The government paid almost $30 million for a 12-hectare plot for the Western Sydney Airport in 2018.
The inflated figure came to light through a scathing auditor-general’s report which found the land was worth only $3 million and the federal infrastructure department fell short of ethical standards.
The land is not needed until 2050 when the airport’s second runway is to be built.
Australian Federal Police are investigating the deal over possible fraud.
In the wake of the report the department has launched four reviews, worth close to $500,000 in private contracts.
But the police investigation will hinder the department’s ability to let taxpayers know what cultural and decision-making changes are needed.
“We are waiting for guidance on when things can be released publicly,” the department’s chief operating officer Pip Spence told a Senate inquiry on Wednesday.
Then-infrastructure minister Paul Fletcher and staff in his office have not been interviewed by police, she confirmed.

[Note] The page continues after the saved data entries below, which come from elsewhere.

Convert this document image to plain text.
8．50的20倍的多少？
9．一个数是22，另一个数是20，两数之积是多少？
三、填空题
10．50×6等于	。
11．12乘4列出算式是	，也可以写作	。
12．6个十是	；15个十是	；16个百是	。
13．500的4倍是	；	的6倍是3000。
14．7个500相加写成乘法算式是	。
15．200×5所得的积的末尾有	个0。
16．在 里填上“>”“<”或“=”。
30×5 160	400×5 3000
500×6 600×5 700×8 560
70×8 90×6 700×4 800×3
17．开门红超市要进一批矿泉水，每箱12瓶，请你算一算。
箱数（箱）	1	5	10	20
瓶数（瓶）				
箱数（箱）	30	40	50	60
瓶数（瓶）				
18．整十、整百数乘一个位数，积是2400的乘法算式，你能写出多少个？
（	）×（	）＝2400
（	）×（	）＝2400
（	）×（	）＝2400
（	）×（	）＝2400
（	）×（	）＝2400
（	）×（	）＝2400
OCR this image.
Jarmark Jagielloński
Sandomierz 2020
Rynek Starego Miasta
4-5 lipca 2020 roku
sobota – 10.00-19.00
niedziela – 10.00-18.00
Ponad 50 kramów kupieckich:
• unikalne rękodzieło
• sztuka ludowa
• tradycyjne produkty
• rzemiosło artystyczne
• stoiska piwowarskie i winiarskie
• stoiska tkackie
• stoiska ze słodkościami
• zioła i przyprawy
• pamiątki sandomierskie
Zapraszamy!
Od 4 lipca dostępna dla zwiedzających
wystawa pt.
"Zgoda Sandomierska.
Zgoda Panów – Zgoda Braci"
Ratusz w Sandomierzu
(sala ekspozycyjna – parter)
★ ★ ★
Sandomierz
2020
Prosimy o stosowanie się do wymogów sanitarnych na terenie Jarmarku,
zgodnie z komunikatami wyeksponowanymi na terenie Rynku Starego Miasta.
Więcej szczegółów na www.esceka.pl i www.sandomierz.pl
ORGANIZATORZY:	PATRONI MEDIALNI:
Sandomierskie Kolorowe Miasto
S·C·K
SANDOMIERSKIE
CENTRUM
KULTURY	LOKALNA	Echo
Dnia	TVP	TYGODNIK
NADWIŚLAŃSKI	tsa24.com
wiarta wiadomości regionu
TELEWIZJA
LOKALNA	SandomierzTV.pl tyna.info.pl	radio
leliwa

The Leppington Triangle land sale came under scrutiny through the Senate estimates process last year.
Wednesday’s inquiry is a separate probe by parliament’s joint committee of public accounts and audit.
A major issue raised in the Australian National Audit Office report related to an official holding meetings at coffee shops to discuss huge spends of taxpayer funds with landowners.
The meetings were not recorded and raised ethical questions.
Ms Spence conceded the department had no idea how many meetings of the sort occurred.
“We can’t provide with any certainty the number of meetings that may have happened when there are no records,” she said.
Officials said the project was on track with the airport to open in 2026, with expectations travel will resume close to pre-COVID levels by 2024.
The federal government has put about $20 billion into the project, in relation to construction and an adjoining rail line and infrastructure.
Senior ANAO official Brian Boyd said the agency’s review revealed the land valuer had even raised concerns about the process, as he was not allowed onto the property to determine a figure.
The department could not explain why.
“In the absence of any reasonable explanation, that is what led us to reach some fairly strong conclusions around the ethics of what the department officials had done in respect to this transaction,” Mr Boyd said.
The ANAO has been contacted by police multiple times since their investigation began, with the last correspondence around Christmas time.